Trasferimento fittizio della sede sociale e fallimento

La Redazione
21 Marzo 2016

Il trasferimento della sede sociale all'estero non sottrae la società dalla procedura fallimentare regolarmente istituita dinanzi al giudice italiano, laddove al trasferimento formale della sede non sia seguito l'effettivo spostamento del centro principale degli interessi della società, posto che a tal proposito deve aversi riguardo al luogo in cui si forma la volontà dell'ente e in cui operano abitualmente gli organi sociali.

Il trasferimento della sede sociale all'estero non sottrae la società dalla procedura fallimentare regolarmente istituita dinanzi al giudice italiano, laddove al trasferimento formale della sede non sia seguito l'effettivo spostamento del centro principale degli interessi della società, posto che a tal proposito deve aversi riguardo al luogo in cui si forma la volontà dell'ente e in cui operano abitualmente gli organi sociali.

Il caso. Una s.r.l. impugnava la sentenza con cui il Tribunale di Parma ne aveva dichiarato il fallimento sostenendo il difetto di giurisdizione del giudice italiano per aver trasferito la propria sede sociale in Romania prima della proposizione dell'istanza di fallimento. Rilevata l'assenza di un trasferimento effettivo della sede all'estero, la Corte d'appello di Bologna confermava la giurisdizione del giudice italiano con provvedimento impugnato dalla s.r.l. dinanzi alla Corte di Cassazione.

Il trasferimento della sede sociale. Determinante risulta la censura con cui la società lamenta la ritenuta sussistenza della giurisdizione italiana in quanto il trasferimento della sede dell'impresa all'estero era avvenuto prima del deposito dell'istanza di fallimento, circostanza da cui il giudice di merito avrebbe dovuto desumere che il centro degli interessi principali del debitore fosse coincidente con la sede statutaria, come previsto dall'art. 3 del Regolamento CE n. 1349/2000.

La coincidenza tra sede legale e sede “effettiva”. La doglianza così prospettata risulta priva di fondamento poiché, secondo il costante orientamento della Corte di Giustizia Unione Europea (sentenza 20 ottobre 2011, n. 396 e 2 maggio 2006, n. 341), per distinguere la sede effettiva di una società da quella fittizia occorre fare riferimento al luogo dell'amministrazione principale della persona giuridica. Se dunque gli organi direttivi e di controllo della società si trovano presso la sede statutaria e in quel luogo vengono assunte le decisioni fondamentali per l'ente, in modo riconoscibile dai terzi, si conferma definitivamente la presunzione prescritta dal Regolamento CE citato.

Il superamento della presunzione.
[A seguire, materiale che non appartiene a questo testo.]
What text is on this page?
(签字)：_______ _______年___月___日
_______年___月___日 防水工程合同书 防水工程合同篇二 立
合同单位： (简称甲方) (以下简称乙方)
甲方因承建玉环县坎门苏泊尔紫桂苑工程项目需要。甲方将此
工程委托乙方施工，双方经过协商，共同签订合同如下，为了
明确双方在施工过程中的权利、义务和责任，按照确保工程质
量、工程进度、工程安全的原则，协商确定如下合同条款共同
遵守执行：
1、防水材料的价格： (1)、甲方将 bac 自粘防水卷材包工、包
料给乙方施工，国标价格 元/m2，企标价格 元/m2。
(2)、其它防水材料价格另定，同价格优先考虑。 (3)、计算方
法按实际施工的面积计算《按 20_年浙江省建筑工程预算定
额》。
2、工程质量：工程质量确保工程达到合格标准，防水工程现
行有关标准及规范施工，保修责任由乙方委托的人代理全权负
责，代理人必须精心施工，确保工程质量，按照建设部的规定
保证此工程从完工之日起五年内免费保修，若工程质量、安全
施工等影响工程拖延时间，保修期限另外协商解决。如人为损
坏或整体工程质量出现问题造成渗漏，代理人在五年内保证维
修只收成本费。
Se invece il luogo dell'amministrazione non si trova presso la sede statutaria della società, è possibile affermare che la sede effettiva non coincide con quella statutaria ed in tale ipotesi, per vincere la presunzione del Regolamento CE 1346/2000, occorre provare, secondo elementi rilevanti riconoscibili dai terzi, che il centro effettivo di direzione e controllo della società, nonché la gestione dei suoi interessi, siano situati in un altro Stato membro. Pertanto, se al trasferimento all'estero della sede legale della società non corrisponde poi nei fatti un concreto ed effettivo esercizio di attività di impresa nella nuova sede, la presunzione di coincidenza tra sede effettiva e nuova sede legale è superata.Sussiste dunque la giurisdizione dello Stato membro in cui permane il centro effettivo degli interessi della società indipendentemente dal trasferimento meramente fittizio della sede statutaria in altro Stato membro, come nel caso di specie.

Per questi motivi, la Corte di Cassazione rigetta il ricorso e condanna la ricorrente al pagamento delle spese processuali.